Et si vous cherchez un appartement sympa, à Maurice, c’est quasiment impossible d’en trouver à prix abordable pour la classe moyenne. Tous les promoteurs vous vendent du RES – pour Mauriciens-glamour même si les marbres et meubles viennent de Fu Shan… Les quelques rares qui disent cibler cette classe moyenne vont jouer de votre naïveté et votre argent avec maints retards dans la livraison, du matériau bas-de-gamme, des défauts de construction et toutes sortes d’ennuis administratifs, de communication, de signature de contrat, etc., le tout frisant l’escroquerie. Mais comme votre argent est « bloqué », vous vous résignez à subir leurs caprices…

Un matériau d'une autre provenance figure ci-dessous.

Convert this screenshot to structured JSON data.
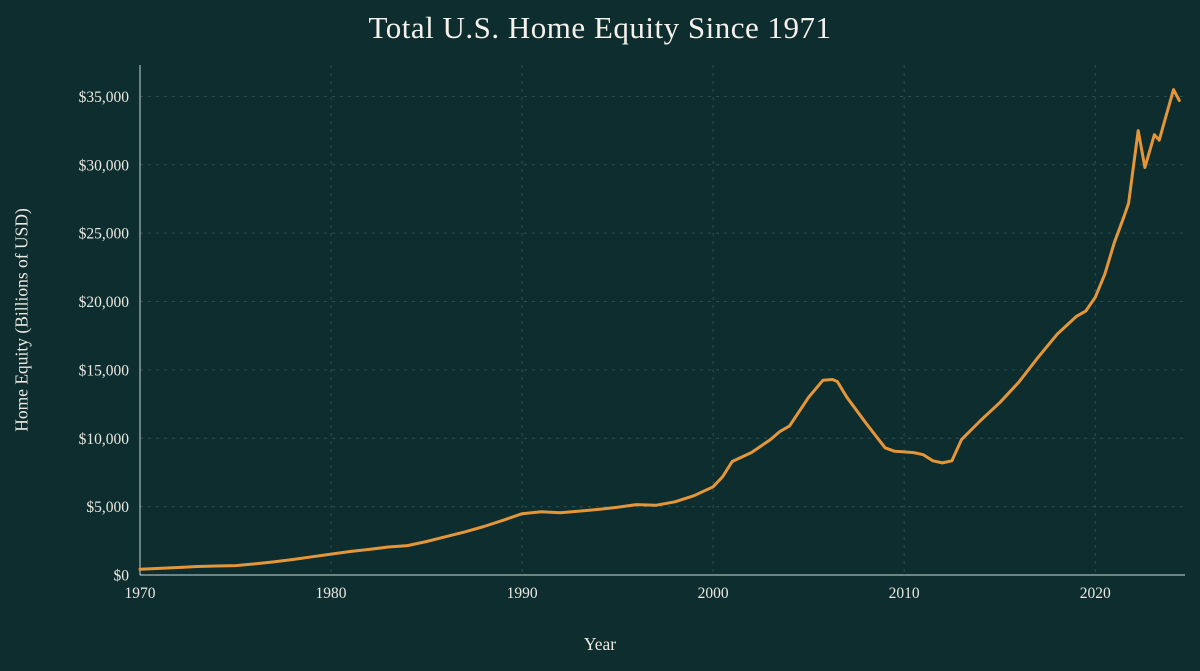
{
  "page": {
    "title": "Total U.S. Home Equity Since 1971"
  },
  "colors": {
    "background": "#0e2d2e",
    "line": "#e59638",
    "grid": "#2d5555",
    "axis": "#c2cfcf",
    "tick_text": "#ece9e2",
    "title_text": "#f5f2ec"
  },
  "chart_data": {
    "type": "line",
    "title": "Total U.S. Home Equity Since 1971",
    "xlabel": "Year",
    "ylabel": "Home Equity (Billions of USD)",
    "xlim": [
      1970,
      2024.7
    ],
    "ylim": [
      0,
      37300
    ],
    "grid": true,
    "grid_style": "dashed",
    "legend": "none",
    "x_ticks": [
      1970,
      1980,
      1990,
      2000,
      2010,
      2020
    ],
    "x_tick_labels": [
      "1970",
      "1980",
      "1990",
      "2000",
      "2010",
      "2020"
    ],
    "y_ticks": [
      0,
      5000,
      10000,
      15000,
      20000,
      25000,
      30000,
      35000
    ],
    "y_tick_labels": [
      "$0",
      "$5,000",
      "$10,000",
      "$15,000",
      "$20,000",
      "$25,000",
      "$30,000",
      "$35,000"
    ],
    "series": [
      {
        "name": "Total U.S. Home Equity (Billions of USD)",
        "points": [
          [
            1970,
            420
          ],
          [
            1971,
            480
          ],
          [
            1972,
            545
          ],
          [
            1973,
            620
          ],
          [
            1974,
            655
          ],
          [
            1975,
            690
          ],
          [
            1976,
            810
          ],
          [
            1977,
            960
          ],
          [
            1978,
            1130
          ],
          [
            1979,
            1330
          ],
          [
            1980,
            1530
          ],
          [
            1981,
            1720
          ],
          [
            1982,
            1870
          ],
          [
            1983,
            2050
          ],
          [
            1984,
            2150
          ],
          [
            1985,
            2450
          ],
          [
            1986,
            2800
          ],
          [
            1987,
            3150
          ],
          [
            1988,
            3550
          ],
          [
            1989,
            4000
          ],
          [
            1990,
            4480
          ],
          [
            1991,
            4620
          ],
          [
            1992,
            4560
          ],
          [
            1993,
            4670
          ],
          [
            1994,
            4800
          ],
          [
            1995,
            4960
          ],
          [
            1996,
            5150
          ],
          [
            1997,
            5100
          ],
          [
            1998,
            5350
          ],
          [
            1999,
            5800
          ],
          [
            2000,
            6450
          ],
          [
            2000.5,
            7200
          ],
          [
            2001,
            8300
          ],
          [
            2002,
            8950
          ],
          [
            2003,
            9900
          ],
          [
            2003.5,
            10500
          ],
          [
            2004,
            10900
          ],
          [
            2005,
            13000
          ],
          [
            2005.75,
            14250
          ],
          [
            2006.25,
            14300
          ],
          [
            2006.5,
            14150
          ],
          [
            2007,
            13000
          ],
          [
            2008,
            11100
          ],
          [
            2009,
            9300
          ],
          [
            2009.5,
            9050
          ],
          [
            2010,
            9000
          ],
          [
            2010.5,
            8950
          ],
          [
            2011,
            8800
          ],
          [
            2011.5,
            8350
          ],
          [
            2012,
            8200
          ],
          [
            2012.5,
            8350
          ],
          [
            2013,
            9900
          ],
          [
            2014,
            11300
          ],
          [
            2015,
            12600
          ],
          [
            2016,
            14100
          ],
          [
            2017,
            15900
          ],
          [
            2018,
            17600
          ],
          [
            2019,
            18900
          ],
          [
            2019.5,
            19300
          ],
          [
            2020,
            20300
          ],
          [
            2020.5,
            22000
          ],
          [
            2021,
            24300
          ],
          [
            2021.5,
            26200
          ],
          [
            2021.75,
            27200
          ],
          [
            2022.25,
            32500
          ],
          [
            2022.6,
            29800
          ],
          [
            2023.1,
            32200
          ],
          [
            2023.35,
            31800
          ],
          [
            2024.1,
            35500
          ],
          [
            2024.4,
            34700
          ]
        ]
      }
    ]
  }
}
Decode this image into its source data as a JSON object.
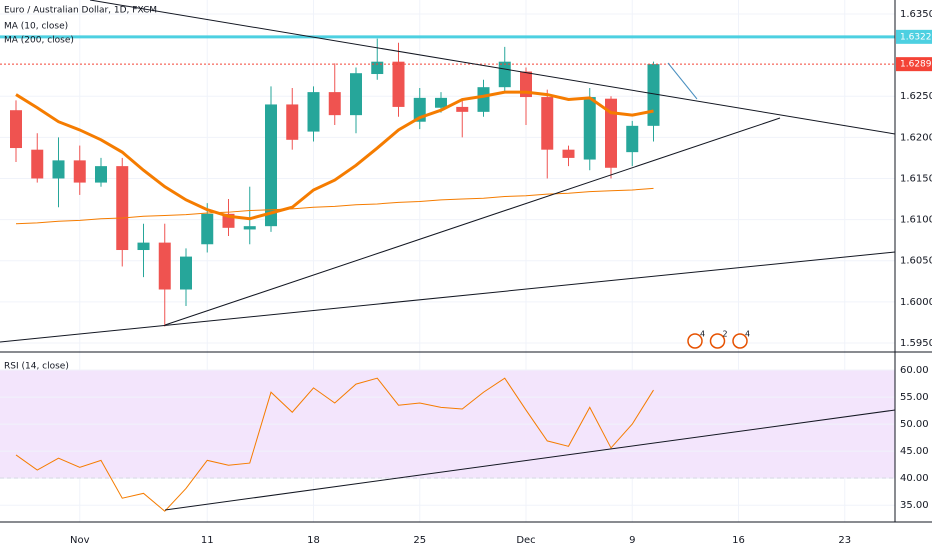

J’espère que les autorités – principalement les dirigeants de ce nouveau millénaire – pourront faire quelque chose pour abolir le « red-tapism », assouplir les procédures, offrir un cadre légal et régulateur plus rigoureux pour tout le secteur, et permettre à cette large classe moyenne de Maurice de s’affranchir des fardeaux imposés par des élites historiques et les nouveaux riches… Moins de taxes pour ceux acquérant leur première résidence serait aussi un plus.